Al-Murabitoun formed in August 2013 after Belmokhtar merged his jihadist group al-Mulathameen (Masked Men Brigade), which he started after leaving al-Qaeda in the Maghreb (AQIM) as its military commander, with the Movement for Oneness and Jihad in West Africa, another group that split from al-Qaeda. Belmokhtar, however, continued to pledge allegiance to al-Qaeda emir Ayman al-Zawahiri.

Al-Murabitoun’s pledge is a boost for ISIS given Belmokhtar’s notoriety in Islamic terror circles. At the age of nineteen, he traveled to Afghanistan to fight with the mujahedeen against the pro-Soviet government after the USSR withdrew its troops. He became very close to Osama bin Laden and even named a son after the deceased al-Qaeda leader.

He was also a founding member of AQIM and has associated with several prominent Islamists. He has carried out many sophisticated terrorist attacks and supports the imposition of sharia law in Northern Africa. Belmokhtar recently praised the Charlie Hebdo attack and called the shooters “our best knights.”

The pledge by Belmokhtar’s group is also significant because of its geostrategic location between ISIS in Libya and Boko Haram in Nigeria to help form a land bridge from the Middle East into Northern and Sub-Saharan Africa.

If one looks at a map, ISIS’s reach extends well beyond Iraq and Syria, linking to the African continent with Ansar Beit al-Maqdis in the Sinai Peninsula and a presence in Libya. If ISIS now exists in parts of Algeria and Mali, it creates a greater connection through Africa to Nigeria. It is unclear how much coordination takes place between different ISIS branches, but Belmokhtar’s support may allow for more supply lines and safe havens to help plot attacks and expand the caliphate.

With this background, al-Murabitoun’s shift may seem to be part of the much discussed al-Qaeda-ISIS rivalry within the global jihadist movement, which is commonly portrayed as the latter overtaking the former. While there is certainly a struggle for supremacy between both groups, such a characterization is somewhat incorrect because al-Qaeda has grown in recent years and is known to purposefully disassociate from certain terror groups publicly but still retain control.

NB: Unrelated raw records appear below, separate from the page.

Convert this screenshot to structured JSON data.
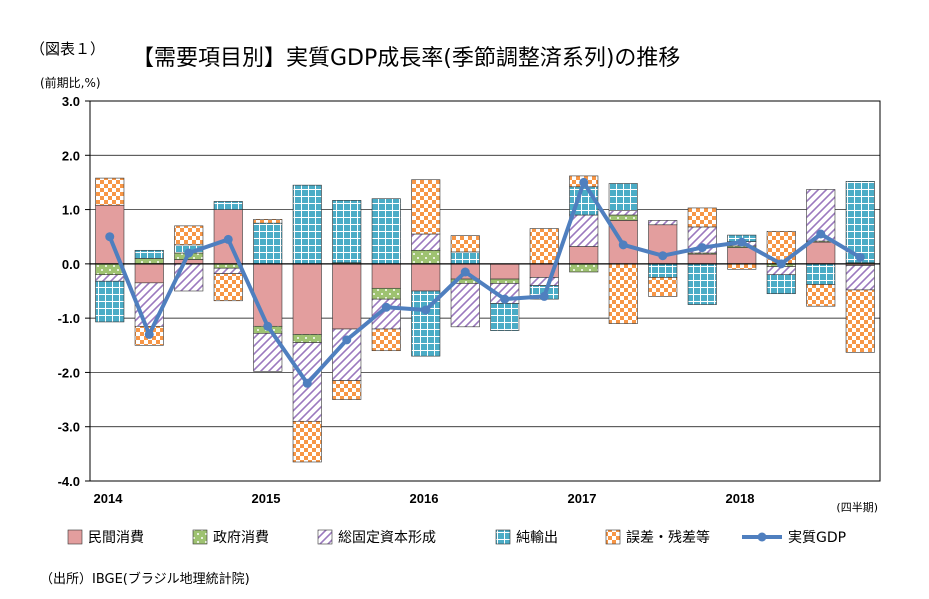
{
  "figure_label": "（図表１）",
  "title": "【需要項目別】実質GDP成長率(季節調整済系列)の推移",
  "ylabel": "(前期比,%)",
  "x_unit_label": "(四半期)",
  "source": "（出所）IBGE(ブラジル地理統計院)",
  "colors": {
    "consumption": "#e39e9e",
    "government": "#8db858",
    "investment": "#9b79bf",
    "net_exports": "#4bacc6",
    "errors": "#f79646",
    "gdp_line": "#4f7fbf"
  },
  "chart_data": {
    "type": "bar",
    "stacked": true,
    "title": "【需要項目別】実質GDP成長率(季節調整済系列)の推移",
    "ylabel": "(前期比,%)",
    "xlabel": "(四半期)",
    "ylim": [
      -4.0,
      3.0
    ],
    "yticks": [
      "3.0",
      "2.0",
      "1.0",
      "0.0",
      "-1.0",
      "-2.0",
      "-3.0",
      "-4.0"
    ],
    "ytick_values": [
      3,
      2,
      1,
      0,
      -1,
      -2,
      -3,
      -4
    ],
    "grid": true,
    "legend_position": "bottom",
    "categories": [
      "2014Q1",
      "2014Q2",
      "2014Q3",
      "2014Q4",
      "2015Q1",
      "2015Q2",
      "2015Q3",
      "2015Q4",
      "2016Q1",
      "2016Q2",
      "2016Q3",
      "2016Q4",
      "2017Q1",
      "2017Q2",
      "2017Q3",
      "2017Q4",
      "2018Q1",
      "2018Q2",
      "2018Q3",
      "2018Q4"
    ],
    "year_labels": [
      {
        "label": "2014",
        "index": 0
      },
      {
        "label": "2015",
        "index": 4
      },
      {
        "label": "2016",
        "index": 8
      },
      {
        "label": "2017",
        "index": 12
      },
      {
        "label": "2018",
        "index": 16
      }
    ],
    "series": [
      {
        "name": "民間消費",
        "key": "consumption",
        "pattern": "solid",
        "values": [
          1.08,
          -0.35,
          0.08,
          1.0,
          -1.15,
          -1.3,
          -1.2,
          -0.45,
          -0.5,
          -0.28,
          -0.28,
          -0.25,
          0.32,
          0.8,
          0.72,
          0.18,
          0.3,
          0.0,
          0.4,
          -0.03
        ]
      },
      {
        "name": "政府消費",
        "key": "government",
        "pattern": "dots",
        "values": [
          -0.2,
          0.1,
          0.12,
          -0.08,
          -0.13,
          -0.15,
          0.02,
          -0.2,
          0.25,
          -0.08,
          -0.08,
          0.0,
          -0.15,
          0.1,
          0.0,
          0.02,
          0.03,
          -0.05,
          0.02,
          0.02
        ]
      },
      {
        "name": "総固定資本形成",
        "key": "investment",
        "pattern": "diagonal",
        "values": [
          -0.12,
          -0.8,
          -0.5,
          -0.1,
          -0.7,
          -1.45,
          -0.95,
          -0.55,
          0.3,
          -0.8,
          -0.37,
          -0.15,
          0.58,
          0.08,
          0.08,
          0.48,
          0.08,
          -0.15,
          0.95,
          -0.45
        ]
      },
      {
        "name": "純輸出",
        "key": "net_exports",
        "pattern": "grid",
        "values": [
          -0.75,
          0.15,
          0.15,
          0.15,
          0.75,
          1.45,
          1.15,
          1.2,
          -1.2,
          0.22,
          -0.5,
          -0.25,
          0.52,
          0.5,
          -0.25,
          -0.75,
          0.12,
          -0.35,
          -0.38,
          1.5
        ]
      },
      {
        "name": "誤差・残差等",
        "key": "errors",
        "pattern": "checker",
        "values": [
          0.5,
          -0.35,
          0.35,
          -0.5,
          0.07,
          -0.75,
          -0.35,
          -0.4,
          1.0,
          0.3,
          0.0,
          0.65,
          0.2,
          -1.1,
          -0.35,
          0.35,
          -0.1,
          0.6,
          -0.4,
          -1.15
        ]
      }
    ],
    "line": {
      "name": "実質GDP",
      "key": "gdp_line",
      "values": [
        0.5,
        -1.3,
        0.2,
        0.45,
        -1.15,
        -2.2,
        -1.4,
        -0.8,
        -0.85,
        -0.15,
        -0.65,
        -0.6,
        1.5,
        0.35,
        0.15,
        0.3,
        0.4,
        0.0,
        0.55,
        0.12
      ]
    }
  }
}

Al-Murabitoun and Belmokhtar’s apparent pledge to ISIS is worrisome, but western analysts should not myopically misinterpret it as just a growing divide between ISIS and al-Qaeda with the former usurping the latter. Although both groups differ on tactics and some strategy, their ultimate goals of recreating the caliphate, imposing sharia law, and destroying western civilization are the same. In fact, al-Qaeda and ISIS have worked together when it is convenient for them. They have disagreements over the process but see eye-to-eye on the destination except for what individuals will ultimately be in charge.

Both al-Qaeda and ISIS are part of the same global jihad movement, drawing from the same ideology. Despite having differences in tactics and even strategy, both groups seek the same legal, religious, and political ends. The question is whether the United States national security apparatus will recognize this fact or treat each terror group as separate, conflicting problems. The strategy to defeat the threat depends on the answer.